Le Québec a de nombreux atouts pour être un leader dans la transition vers un transport électrifié, intelligent et interconnecté. L’énergie hydroélectrique est n’émet pratiquement pas de gaz à effet de serre et son prix est relativement bas. Depuis la recherche jusqu’à la fabrication de véhicules électriques, la filière est dynamique et compte de grands donneurs d’ordres comme Hydro-Québec, Bombardier et Nova-Bus, qui peuvent avoir un effet d’entraînement. La vente des véhicules électriques est aussi plus dynamique au Québec qu’ailleurs au Canada.
 
La conclusion de ce rapport est qu’au-delà des seules innovations technologiques ou des améliorations du système existant, un changement de régime socio-technique est nécessaire.
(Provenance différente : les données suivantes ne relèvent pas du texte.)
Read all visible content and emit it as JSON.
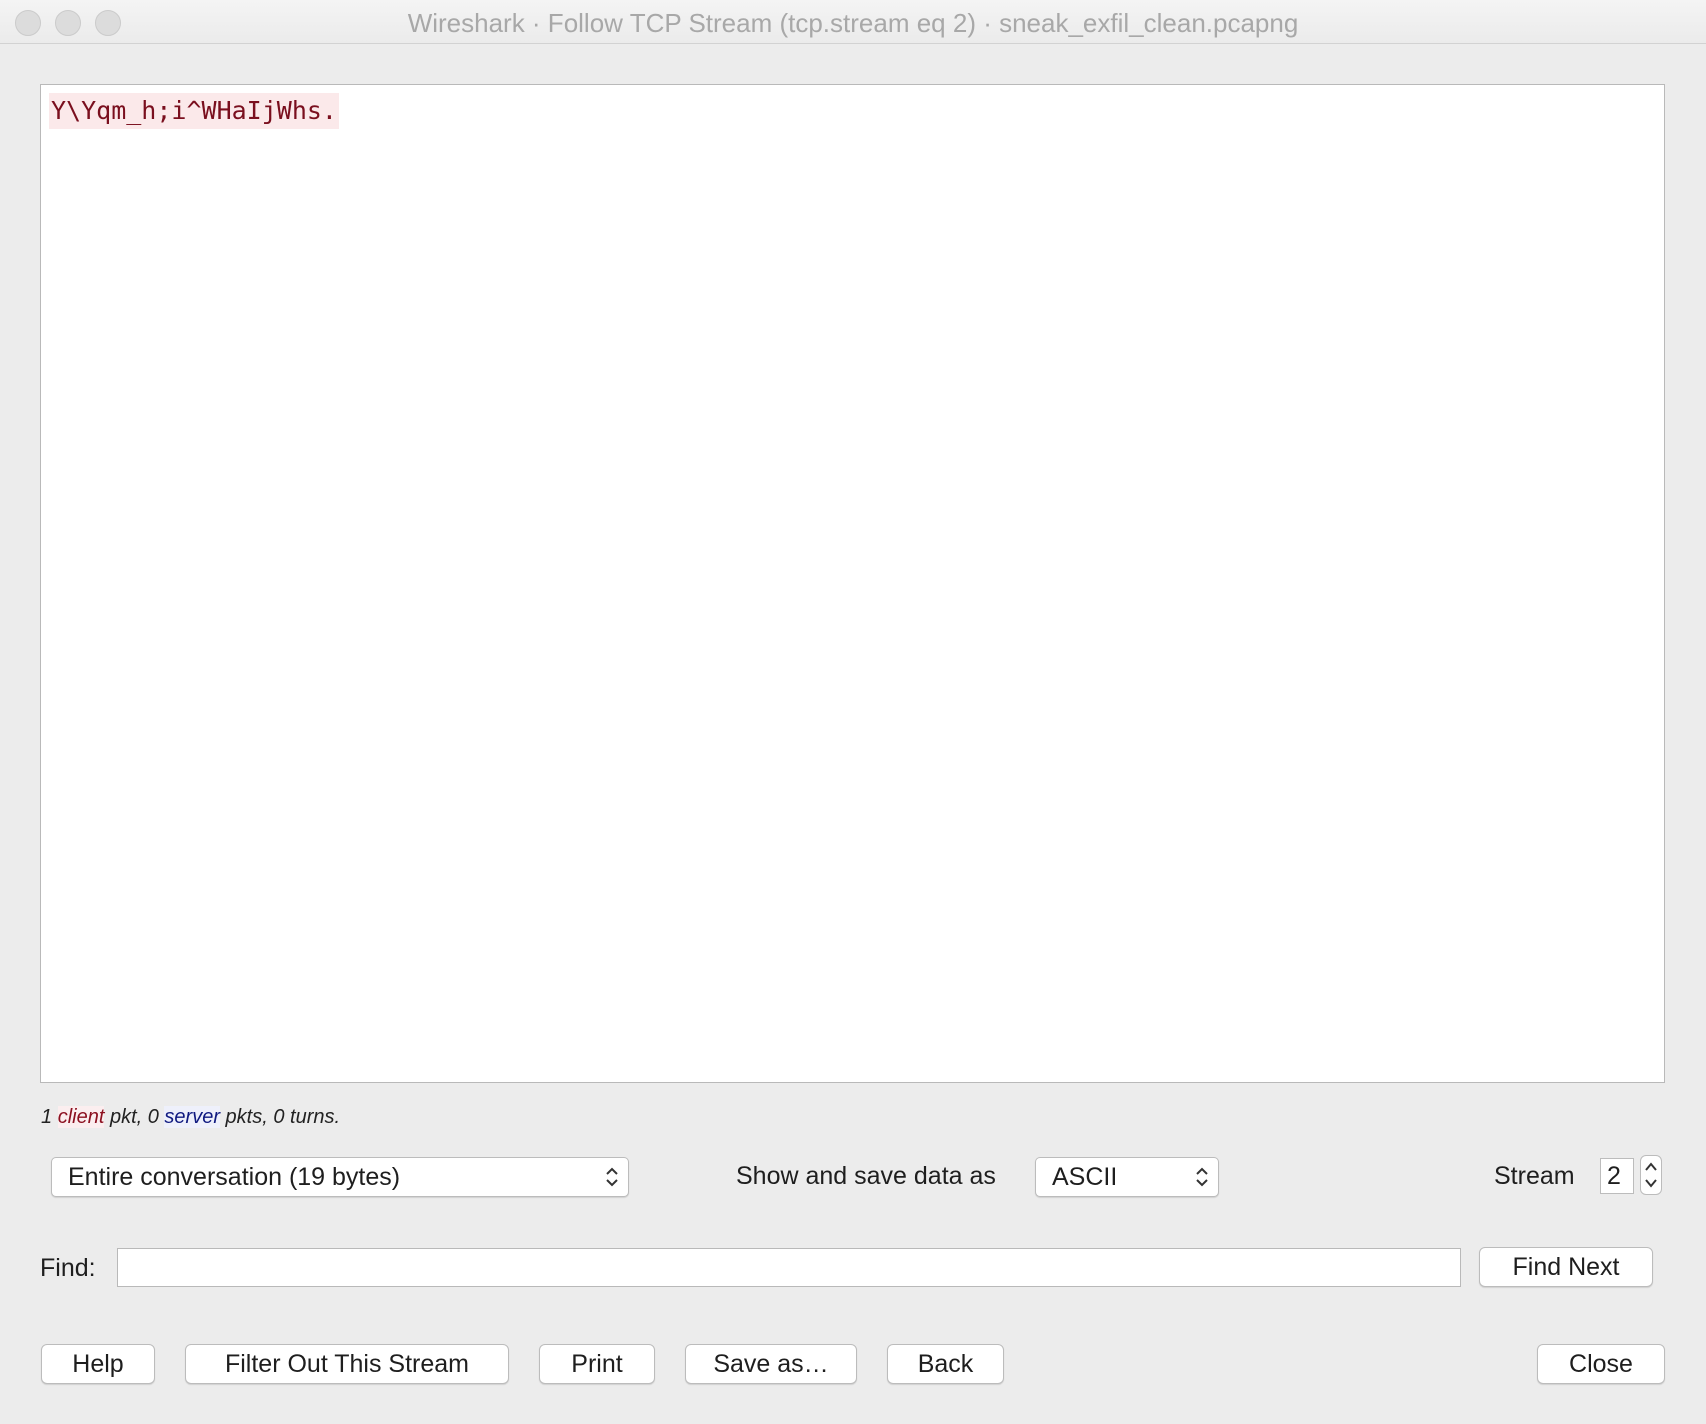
{
  "window": {
    "title": "Wireshark · Follow TCP Stream (tcp.stream eq 2) · sneak_exfil_clean.pcapng"
  },
  "stream_content": {
    "payload_text": "Y\\Yqm_h;i^WHaIjWhs.",
    "client_color": "#7a0f1e",
    "client_bg": "#fbe9ea"
  },
  "stats": {
    "client_count": "1",
    "client_word": "client",
    "client_rest": " pkt, 0 ",
    "server_word": "server",
    "server_rest": " pkts, 0 turns."
  },
  "controls": {
    "conversation_select": "Entire conversation (19 bytes)",
    "show_save_label": "Show and save data as",
    "format_select": "ASCII",
    "stream_label": "Stream",
    "stream_value": "2"
  },
  "find": {
    "label": "Find:",
    "value": "",
    "find_next_label": "Find Next"
  },
  "buttons": {
    "help": "Help",
    "filter_out": "Filter Out This Stream",
    "print": "Print",
    "save_as": "Save as…",
    "back": "Back",
    "close": "Close"
  }
}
Il s’agit en fait de combiner des évolutions technologiques, des évolutions culturelles en matière de valeurs et de représentations des utilisateurs (par exemple, l’attachement à posséder une voiture, la perception des enjeux environnementaux), ainsi que des évolutions dans les modes d’organisation du transport. Pour saisir ces opportunités un engagement fort et convergent de tous les acteurs est nécessaire : puissance publique, industriels et citoyens. La transition vers un transport électrifié, intelligent et interconnecté est, au-delà de l’opportunité technologique, un choix de société.